Patient groups, which are nearly always backed by pharmaceutical companies, are major players in what PCORI decides to research. That can limit the focus on finding lower-cost options, which could hurt the profitability of the companies that pay for the patient groups.

The institute tries to solicit ideas from patient groups that receive money from a "diversity of sources," said Jean Slutsky, the institute's chief engagement and dissemination officer. "That's always our concern — that any one sector would be responsible for bias," she said. "Some people are more successful than others in getting public comment in."

Comparative effectiveness research may threaten "personalized medicine" and limit access to certain higher-priced drugs, some of its critics say. PIPC's website notes that the research can help, "but it also can be misapplied in ways that unintentionally undermine patient access to care and physician-patient decision-making."

Indeed, most patients and their families have different views of cost, says Michael Rea, a pharmacist who is CEO of Rx Savings Solutions and has two young boys with autism.

"I'd pay anything I could for something that would help my sons," says Rea, whose company represents health insurance plans. "But there's a breaking point from a societal standpoint on what is realistic."

The pharmaceutical industry, patient groups and PCORI have several connections, including:

• Coelho's group, which serves as a PCORI watchdog, counts among its members the Pharmaceutical Research and Manufacturers of America trade group and a long list of patient groups, many of which get considerable funding from the pharmaceutical industry. One member, the Alliance for Patient Access, acknowledged that most of its money comes from the drug industry but would not provide a percentage. Coelho also won't say what percent of his group's budget comes from drug companies, "I don't answer that question," he said. "It is immaterial to me."

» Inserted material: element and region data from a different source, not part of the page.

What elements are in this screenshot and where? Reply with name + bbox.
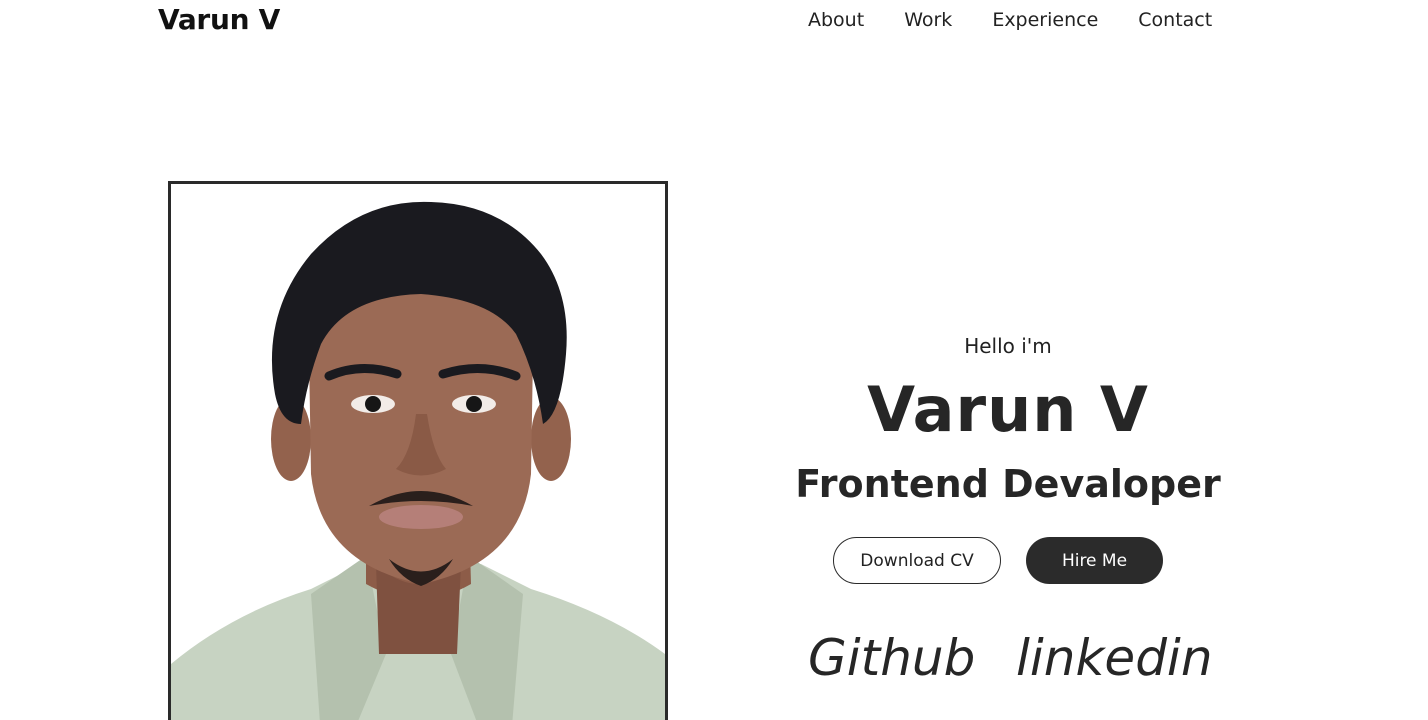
- hero-greeting: Hello i'm: [964, 334, 1052, 358]
- site-logo[interactable]: Varun V: [158, 2, 280, 38]
- nav-experience[interactable]: Experience: [992, 6, 1098, 34]
- profile-photo-illustration: [171, 184, 665, 720]
- download-cv-button[interactable]: Download CV: [833, 537, 1001, 584]
- profile-photo: [168, 181, 668, 720]
- portfolio-page: Varun V About Work Experience Contact He…: [0, 0, 1428, 720]
- hire-me-button[interactable]: Hire Me: [1026, 537, 1163, 584]
- hero-name: Varun V: [867, 373, 1149, 446]
- nav-about[interactable]: About: [808, 6, 864, 34]
- main-nav: About Work Experience Contact: [808, 6, 1212, 34]
- nav-contact[interactable]: Contact: [1138, 6, 1212, 34]
- linkedin-link[interactable]: linkedin: [1016, 626, 1213, 690]
- nav-work[interactable]: Work: [904, 6, 952, 34]
- hero-role: Frontend Devaloper: [795, 462, 1221, 506]
- github-link[interactable]: Github: [808, 626, 975, 690]
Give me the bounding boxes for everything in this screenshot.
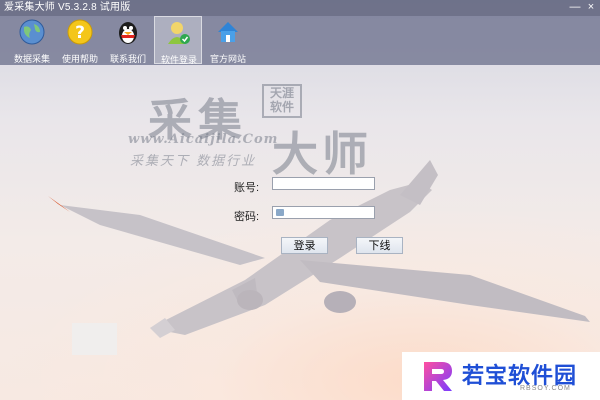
- site-watermark: 若宝软件园 RBSOY.COM: [402, 352, 600, 400]
- toolbar-help[interactable]: ? 使用帮助: [56, 16, 104, 64]
- minimize-button[interactable]: —: [568, 1, 582, 15]
- close-button[interactable]: ×: [584, 1, 598, 15]
- password-label: 密码:: [234, 211, 260, 223]
- blank-panel: [72, 323, 117, 355]
- toolbar-label-login: 软件登录: [160, 55, 197, 65]
- user-login-icon: [168, 22, 190, 44]
- watermark-master-text: 大师: [272, 127, 372, 181]
- title-bar: 爱采集大师 V5.3.2.8 试用版 — ×: [0, 0, 600, 16]
- account-input[interactable]: [272, 177, 375, 190]
- login-button[interactable]: 登录: [281, 237, 328, 254]
- toolbar-label-contact: 联系我们: [109, 54, 146, 64]
- watermark-stamp: 天涯 软件: [262, 84, 302, 118]
- toolbar: 数据采集 ? 使用帮助 联系我们 软件登录 官方网站: [0, 16, 600, 65]
- toolbar-website[interactable]: 官方网站: [204, 16, 252, 64]
- watermark-slogan: 采集天下 数据行业: [130, 154, 257, 169]
- qq-penguin-icon: [119, 22, 137, 44]
- toolbar-data-collect[interactable]: 数据采集: [8, 16, 56, 64]
- svg-text:?: ?: [75, 23, 85, 43]
- watermark-url: www.Aicaijila.Com: [128, 132, 279, 147]
- globe-icon: [19, 19, 45, 45]
- window-title: 爱采集大师 V5.3.2.8 试用版: [4, 2, 131, 13]
- keyboard-icon: [276, 209, 284, 216]
- app-window: 爱采集大师 V5.3.2.8 试用版 — × 数据采集 ? 使用帮助 联系我们 …: [0, 0, 600, 400]
- toolbar-label-website: 官方网站: [209, 54, 246, 64]
- account-label: 账号:: [234, 182, 260, 194]
- toolbar-label-help: 使用帮助: [61, 54, 98, 64]
- toolbar-contact[interactable]: 联系我们: [104, 16, 152, 64]
- help-icon: ?: [67, 19, 93, 45]
- site-brand-subtext: RBSOY.COM: [520, 385, 571, 392]
- home-icon: [218, 22, 238, 42]
- r-logo-icon: [424, 362, 452, 391]
- toolbar-label-data-collect: 数据采集: [13, 54, 50, 64]
- toolbar-login[interactable]: 软件登录: [154, 16, 202, 65]
- logout-button[interactable]: 下线: [356, 237, 403, 254]
- password-input[interactable]: [272, 206, 375, 219]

• National Health Council CEO Marc Boutin, who represents patients on one of PCORI's advisory committees, says "we work quite hard to coordinate" with PIPC. A 2011 article in the Journal of Public Health cited NHC for "principles that did not encourage transparency," but NHC said in response that it "requires its member companies to disclose funding from corporations and to present the information in an easily accessible manner." NHC spokeswoman Nancy Hughes said that 70% of its membership is made up of non-profits and patient groups. These "generate the majority of our dues dollars," but she did not know the percentage of funding from drugmakers. Many of its patient group members, like PIPC, depend on drug industry money.

• Eugene Washington, a physician, was the founding chairman of the PCORI board until September 2013. During part of the time, he was also a board member of medical device and drug maker Johnson & Johnson. Washington, who is now CEO of the Duke University Health System, was also dean of the University of California, Los Angeles medical school while on the J&J board. Although Washington was not named, UCLA's medical school was one of six academic medical centers with officials on J&J's board cited in a 2014 Journal of the American Medical Association article questioning the health systems' ties to drug industry boards. UCLA's medical school's corporate relationships were also the subject of a whistleblower lawsuit that led to a $10 million settlement in 2014. Duke's press office declined to comment.

Asked to single out the most significant research findings to date, Selby points to studies including those that found oral antibiotics can work as well as those delivered intravenously to children with serious bone infections and on the benefits of giving stroke victims blood thinners when they were discharged from hospitals.

During the institute's board meeting week and in interviews, there was weariness and excitement about its future.

"Let's get this engine moving," said PCORI board member Lawrence Becker, Xerox's director of strategic partnerships and alliances. "It's been a long road the last six years."